EPFL is taking part in the 2017 international Solar Decathlon competition by collaborating with the School of Engineering and Architecture of Fribourg, the Geneva School of Art and Design and the University of Fribourg.
A house called NeighborHub has been designed by Students. This house receives all its energy from solar panels installed only on the building’s façade and will be open to the public on June 10th 2017.
Can a home run completely on solar facades? It seems it can according to NeighborHub, a house designed and constructed for the 2017 Solar Decathlon by Swiss students from EPFL, the School of Engineering and Architecture of Fribourg (HEIA-FR), the Geneva School of Art and Design (HEAD Genève) and the University of Fribourg (UNIFR). Using NeighborHub, the Students wanted to demonstrate that it makes both economic and practical sense to install solar panels on a home’s façade, thus maximizing the surface area put to use even though it can be difficult at times for sunlight to penetrate urban areas.
Unlike rooftops, facades are more likely to be in the shade since other buildings can block the sunlight. That could sharply reduce the amount of power that solar panels generate. But we wanted to show that solar energy can indeed be produced on facades, even in areas packed with a lot of buildings.
Philippe Couty, Engineer
The project team went ahead and searched for a technology capable of proving them right. Peter Cuony, Head of Solar Power Systems at Groupe E Connect and a member of the project team from the very beginning, suggested the concept of using power optimizers. The Students studied that these optimizers fit the bill perfectly well and they then installed one in each panel in order to regularly monitor and alter the performance of the solar panels.
Maximizing each panel’s output
In standard solar power systems, the panels are linked in series, meaning each one is capable of generating only as much energy as the lowest-producing one. The direct current is converted into the alternating current that the home can use by power inverters, taking their prompt from the least productive panel. However, this method can be a crucial handicap for the effectiveness of solar panels installed on building facades, as the weakest link, for instance, the most shaded panel, could pull down the whole system’s power generation.

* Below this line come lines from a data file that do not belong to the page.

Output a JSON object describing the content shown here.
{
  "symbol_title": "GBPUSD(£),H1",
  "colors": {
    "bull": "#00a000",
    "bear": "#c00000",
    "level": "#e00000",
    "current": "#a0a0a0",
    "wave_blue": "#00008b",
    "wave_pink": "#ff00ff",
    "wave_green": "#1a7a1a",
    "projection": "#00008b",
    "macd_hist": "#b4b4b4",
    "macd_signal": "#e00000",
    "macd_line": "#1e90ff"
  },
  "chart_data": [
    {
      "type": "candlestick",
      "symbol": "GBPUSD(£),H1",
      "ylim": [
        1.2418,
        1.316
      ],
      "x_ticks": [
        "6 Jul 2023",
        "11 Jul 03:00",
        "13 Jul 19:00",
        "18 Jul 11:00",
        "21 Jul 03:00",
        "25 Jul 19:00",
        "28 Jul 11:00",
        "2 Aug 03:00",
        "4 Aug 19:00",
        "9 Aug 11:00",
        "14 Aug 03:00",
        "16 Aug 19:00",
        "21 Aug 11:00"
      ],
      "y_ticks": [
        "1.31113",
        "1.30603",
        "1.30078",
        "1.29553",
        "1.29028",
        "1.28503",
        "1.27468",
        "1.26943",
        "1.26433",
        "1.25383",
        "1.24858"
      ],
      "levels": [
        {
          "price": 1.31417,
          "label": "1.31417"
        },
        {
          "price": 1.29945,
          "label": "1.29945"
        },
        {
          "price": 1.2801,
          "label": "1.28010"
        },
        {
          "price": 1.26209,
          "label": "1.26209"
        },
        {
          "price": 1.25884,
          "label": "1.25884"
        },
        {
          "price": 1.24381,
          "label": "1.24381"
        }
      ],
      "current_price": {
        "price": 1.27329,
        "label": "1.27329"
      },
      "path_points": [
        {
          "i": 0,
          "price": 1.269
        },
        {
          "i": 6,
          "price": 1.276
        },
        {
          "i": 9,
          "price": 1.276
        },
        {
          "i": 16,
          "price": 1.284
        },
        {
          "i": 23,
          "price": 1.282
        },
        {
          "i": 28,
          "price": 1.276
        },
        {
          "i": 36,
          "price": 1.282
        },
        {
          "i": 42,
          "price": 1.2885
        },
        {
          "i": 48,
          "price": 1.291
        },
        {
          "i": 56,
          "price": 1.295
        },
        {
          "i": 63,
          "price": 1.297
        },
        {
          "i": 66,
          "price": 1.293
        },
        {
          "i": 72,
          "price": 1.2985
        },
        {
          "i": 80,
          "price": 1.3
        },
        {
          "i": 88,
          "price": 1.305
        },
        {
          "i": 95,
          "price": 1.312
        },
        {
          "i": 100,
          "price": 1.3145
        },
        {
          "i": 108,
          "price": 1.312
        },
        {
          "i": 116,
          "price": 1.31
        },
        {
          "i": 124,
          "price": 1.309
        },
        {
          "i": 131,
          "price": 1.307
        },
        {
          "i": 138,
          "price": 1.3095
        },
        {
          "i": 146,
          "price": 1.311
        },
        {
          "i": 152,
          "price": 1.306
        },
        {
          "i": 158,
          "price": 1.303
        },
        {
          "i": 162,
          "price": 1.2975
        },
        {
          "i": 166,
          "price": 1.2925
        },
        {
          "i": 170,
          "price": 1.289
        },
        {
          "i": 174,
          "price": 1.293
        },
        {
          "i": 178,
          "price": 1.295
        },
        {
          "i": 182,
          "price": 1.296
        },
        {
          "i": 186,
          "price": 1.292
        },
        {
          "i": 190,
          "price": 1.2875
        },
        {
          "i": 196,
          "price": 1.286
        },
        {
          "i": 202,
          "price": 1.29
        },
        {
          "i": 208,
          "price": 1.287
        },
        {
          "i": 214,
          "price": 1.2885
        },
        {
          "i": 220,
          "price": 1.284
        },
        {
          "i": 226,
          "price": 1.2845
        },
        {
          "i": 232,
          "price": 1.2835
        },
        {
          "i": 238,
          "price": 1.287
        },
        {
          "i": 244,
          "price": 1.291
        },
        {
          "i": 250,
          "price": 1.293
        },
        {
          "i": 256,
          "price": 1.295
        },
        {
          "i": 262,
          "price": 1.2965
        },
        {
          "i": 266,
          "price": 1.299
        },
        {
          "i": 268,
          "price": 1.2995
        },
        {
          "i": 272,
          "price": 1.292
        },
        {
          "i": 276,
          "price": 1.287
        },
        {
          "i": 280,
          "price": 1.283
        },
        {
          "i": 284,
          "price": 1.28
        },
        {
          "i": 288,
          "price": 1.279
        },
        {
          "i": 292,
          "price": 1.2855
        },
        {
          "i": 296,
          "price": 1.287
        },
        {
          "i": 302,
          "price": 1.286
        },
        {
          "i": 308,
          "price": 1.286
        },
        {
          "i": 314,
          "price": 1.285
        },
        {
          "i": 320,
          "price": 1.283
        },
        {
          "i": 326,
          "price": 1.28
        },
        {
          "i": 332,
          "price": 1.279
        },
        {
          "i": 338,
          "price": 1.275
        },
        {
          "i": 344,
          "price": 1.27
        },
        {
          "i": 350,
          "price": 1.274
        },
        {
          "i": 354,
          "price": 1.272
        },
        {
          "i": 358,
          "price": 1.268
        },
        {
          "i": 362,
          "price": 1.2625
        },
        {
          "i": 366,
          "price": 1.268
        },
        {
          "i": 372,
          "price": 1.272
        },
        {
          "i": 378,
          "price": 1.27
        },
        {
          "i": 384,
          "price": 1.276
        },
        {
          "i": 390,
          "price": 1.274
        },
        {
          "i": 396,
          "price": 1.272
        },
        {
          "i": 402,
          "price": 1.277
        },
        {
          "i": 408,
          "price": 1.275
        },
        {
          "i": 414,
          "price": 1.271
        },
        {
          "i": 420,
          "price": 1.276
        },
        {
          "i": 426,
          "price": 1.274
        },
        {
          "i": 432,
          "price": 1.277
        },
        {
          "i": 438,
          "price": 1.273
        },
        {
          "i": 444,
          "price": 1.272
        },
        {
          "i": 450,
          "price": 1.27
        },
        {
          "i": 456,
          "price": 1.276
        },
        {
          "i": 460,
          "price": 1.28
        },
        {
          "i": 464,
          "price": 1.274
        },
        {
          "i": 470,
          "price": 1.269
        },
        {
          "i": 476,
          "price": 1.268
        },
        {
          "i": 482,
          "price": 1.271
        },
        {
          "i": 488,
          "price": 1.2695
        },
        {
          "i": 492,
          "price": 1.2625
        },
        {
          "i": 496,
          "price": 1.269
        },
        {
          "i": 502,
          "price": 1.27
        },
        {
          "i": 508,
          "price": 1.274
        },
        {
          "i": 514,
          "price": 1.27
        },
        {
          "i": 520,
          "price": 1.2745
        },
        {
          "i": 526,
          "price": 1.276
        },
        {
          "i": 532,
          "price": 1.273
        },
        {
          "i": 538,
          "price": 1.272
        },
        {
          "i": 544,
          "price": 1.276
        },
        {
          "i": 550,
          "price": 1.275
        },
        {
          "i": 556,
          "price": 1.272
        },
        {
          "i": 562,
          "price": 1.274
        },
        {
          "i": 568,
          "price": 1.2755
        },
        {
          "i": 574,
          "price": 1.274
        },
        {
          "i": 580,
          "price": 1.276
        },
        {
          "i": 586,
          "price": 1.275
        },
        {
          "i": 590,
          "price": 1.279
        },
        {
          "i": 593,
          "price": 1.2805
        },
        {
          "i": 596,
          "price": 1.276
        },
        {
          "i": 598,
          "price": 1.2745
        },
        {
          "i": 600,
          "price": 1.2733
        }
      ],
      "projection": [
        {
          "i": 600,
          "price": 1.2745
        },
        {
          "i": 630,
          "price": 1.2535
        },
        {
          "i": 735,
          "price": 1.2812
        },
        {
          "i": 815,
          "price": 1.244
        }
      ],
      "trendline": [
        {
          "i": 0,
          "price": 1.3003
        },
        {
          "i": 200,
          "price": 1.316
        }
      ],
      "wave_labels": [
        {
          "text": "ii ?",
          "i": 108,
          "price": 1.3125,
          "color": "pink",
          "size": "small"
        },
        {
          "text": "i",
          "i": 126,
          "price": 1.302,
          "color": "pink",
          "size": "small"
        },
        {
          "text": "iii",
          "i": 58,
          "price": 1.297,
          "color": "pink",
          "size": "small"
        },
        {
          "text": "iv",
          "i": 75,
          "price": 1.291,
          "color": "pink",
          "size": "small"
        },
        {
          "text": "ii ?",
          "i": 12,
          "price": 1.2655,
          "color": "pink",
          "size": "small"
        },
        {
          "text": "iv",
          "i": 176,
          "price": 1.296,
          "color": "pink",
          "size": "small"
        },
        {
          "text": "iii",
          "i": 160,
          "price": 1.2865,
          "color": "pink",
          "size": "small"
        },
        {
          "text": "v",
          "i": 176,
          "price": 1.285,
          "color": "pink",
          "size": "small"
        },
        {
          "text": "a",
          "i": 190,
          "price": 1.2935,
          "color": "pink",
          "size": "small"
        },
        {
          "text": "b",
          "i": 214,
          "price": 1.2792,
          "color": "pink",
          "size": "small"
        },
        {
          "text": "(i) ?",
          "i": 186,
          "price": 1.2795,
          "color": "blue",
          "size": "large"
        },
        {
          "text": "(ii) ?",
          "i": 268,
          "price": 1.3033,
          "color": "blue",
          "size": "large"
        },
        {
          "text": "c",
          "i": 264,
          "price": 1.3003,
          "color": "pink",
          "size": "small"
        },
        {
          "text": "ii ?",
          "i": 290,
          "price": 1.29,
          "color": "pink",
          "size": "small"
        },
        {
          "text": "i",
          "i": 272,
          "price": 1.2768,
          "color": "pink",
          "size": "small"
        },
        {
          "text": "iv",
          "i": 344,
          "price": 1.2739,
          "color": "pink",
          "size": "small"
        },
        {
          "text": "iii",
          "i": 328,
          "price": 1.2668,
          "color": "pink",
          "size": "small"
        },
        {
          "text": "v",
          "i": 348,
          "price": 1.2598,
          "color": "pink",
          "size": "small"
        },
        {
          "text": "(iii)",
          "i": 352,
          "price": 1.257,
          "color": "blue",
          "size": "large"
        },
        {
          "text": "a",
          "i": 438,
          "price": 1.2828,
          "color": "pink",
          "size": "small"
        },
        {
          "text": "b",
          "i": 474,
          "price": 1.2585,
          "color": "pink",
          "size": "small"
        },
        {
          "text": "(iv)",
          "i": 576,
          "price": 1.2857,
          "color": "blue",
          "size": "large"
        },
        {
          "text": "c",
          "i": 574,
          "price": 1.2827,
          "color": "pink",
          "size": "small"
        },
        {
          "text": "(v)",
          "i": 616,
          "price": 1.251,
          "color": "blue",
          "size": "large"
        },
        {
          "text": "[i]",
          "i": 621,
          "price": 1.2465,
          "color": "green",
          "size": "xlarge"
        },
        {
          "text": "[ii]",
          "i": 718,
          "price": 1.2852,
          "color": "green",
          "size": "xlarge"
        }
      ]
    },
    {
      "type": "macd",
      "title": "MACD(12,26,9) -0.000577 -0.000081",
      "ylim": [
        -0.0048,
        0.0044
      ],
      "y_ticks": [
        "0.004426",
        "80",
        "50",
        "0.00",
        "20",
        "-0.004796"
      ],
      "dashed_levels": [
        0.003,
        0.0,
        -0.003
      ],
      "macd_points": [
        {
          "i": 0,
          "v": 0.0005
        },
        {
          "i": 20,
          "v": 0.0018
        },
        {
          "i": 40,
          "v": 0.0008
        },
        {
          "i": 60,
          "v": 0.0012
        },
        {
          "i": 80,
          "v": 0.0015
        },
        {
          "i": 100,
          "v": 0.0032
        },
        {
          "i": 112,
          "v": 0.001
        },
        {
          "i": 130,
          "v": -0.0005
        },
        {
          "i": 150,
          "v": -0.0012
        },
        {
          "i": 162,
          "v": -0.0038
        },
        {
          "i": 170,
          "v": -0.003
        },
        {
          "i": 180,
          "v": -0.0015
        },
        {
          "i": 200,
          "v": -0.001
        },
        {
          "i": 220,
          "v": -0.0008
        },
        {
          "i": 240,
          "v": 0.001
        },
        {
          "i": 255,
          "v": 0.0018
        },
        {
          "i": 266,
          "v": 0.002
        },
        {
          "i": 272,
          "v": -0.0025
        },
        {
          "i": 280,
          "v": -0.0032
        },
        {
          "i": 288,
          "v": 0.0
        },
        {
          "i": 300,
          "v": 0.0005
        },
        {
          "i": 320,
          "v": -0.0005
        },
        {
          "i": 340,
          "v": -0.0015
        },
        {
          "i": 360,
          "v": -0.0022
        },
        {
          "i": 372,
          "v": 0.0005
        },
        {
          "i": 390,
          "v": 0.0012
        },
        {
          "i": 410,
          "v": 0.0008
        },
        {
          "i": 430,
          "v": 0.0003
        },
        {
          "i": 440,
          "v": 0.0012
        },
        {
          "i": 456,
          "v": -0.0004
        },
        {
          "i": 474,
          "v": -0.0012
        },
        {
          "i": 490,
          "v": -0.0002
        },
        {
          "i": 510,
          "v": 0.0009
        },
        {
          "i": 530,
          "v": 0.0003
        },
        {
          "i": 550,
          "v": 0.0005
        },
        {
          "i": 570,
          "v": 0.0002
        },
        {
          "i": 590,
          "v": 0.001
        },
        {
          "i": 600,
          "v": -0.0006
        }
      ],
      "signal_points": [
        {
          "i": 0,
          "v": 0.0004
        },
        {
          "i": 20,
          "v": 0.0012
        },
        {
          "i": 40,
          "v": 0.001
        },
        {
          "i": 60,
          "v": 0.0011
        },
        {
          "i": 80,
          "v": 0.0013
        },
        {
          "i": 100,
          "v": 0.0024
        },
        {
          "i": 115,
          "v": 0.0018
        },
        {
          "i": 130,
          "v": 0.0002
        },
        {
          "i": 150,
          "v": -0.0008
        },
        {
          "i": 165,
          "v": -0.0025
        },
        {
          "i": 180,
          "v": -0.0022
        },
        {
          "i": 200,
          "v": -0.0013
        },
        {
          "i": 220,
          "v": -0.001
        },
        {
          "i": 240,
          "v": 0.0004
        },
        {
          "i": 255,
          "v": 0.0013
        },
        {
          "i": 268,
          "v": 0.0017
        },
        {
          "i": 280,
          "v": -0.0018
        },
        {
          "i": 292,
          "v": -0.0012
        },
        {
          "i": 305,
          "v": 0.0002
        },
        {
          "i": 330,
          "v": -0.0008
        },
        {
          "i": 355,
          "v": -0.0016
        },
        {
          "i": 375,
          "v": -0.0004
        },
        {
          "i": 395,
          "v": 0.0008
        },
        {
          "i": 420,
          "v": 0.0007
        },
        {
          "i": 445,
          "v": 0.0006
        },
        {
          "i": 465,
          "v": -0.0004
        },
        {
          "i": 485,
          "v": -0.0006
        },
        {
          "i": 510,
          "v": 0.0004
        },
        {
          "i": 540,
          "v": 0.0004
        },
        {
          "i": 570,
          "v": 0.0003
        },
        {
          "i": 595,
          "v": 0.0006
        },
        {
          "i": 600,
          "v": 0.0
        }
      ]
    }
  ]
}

This indeed is what exactly took place before the installation of the power optimizers on each panel.
Even if each panel has a different level of sun exposure and consequently generates a different amount of energy, the optimizers draw on the instantaneous maximum power generation of each panel, regardless of how much sunlight they do – or don’t – receive.
Victor Saadé, EPFL Electrical Engineering Student
Achieving energy independence
With this novel way of using existing technology, NeighborHub is capable of running wholly on the power produced from its facade-installed solar panels. NeighborHub also produces more energy than it requires. In addition to this, its rooftop continues to be free for other purposes, such as promoting biodiversity –the space can be utilized for cultivating a wide range of plants.
Encouraging prospects for residential buildings are offered by the energy independence achieved by the one-story house. Each story is capable of producing an adequate amount of power for its own requirements. This indeed could be a vital benefit for cities that are growing vertically.“Our house demonstrates that it is possible to produce enough energy for an entire building using solar panels installed only on the building facades,” says Cuony.
NeighborHub’s open house, scheduled to open on June 10th 2017 will offer the public a unique opportunity to explore the next-generation house before it enters the Solar Decathlon competition, which will be held from 5th to 15th October 2017 in Denver.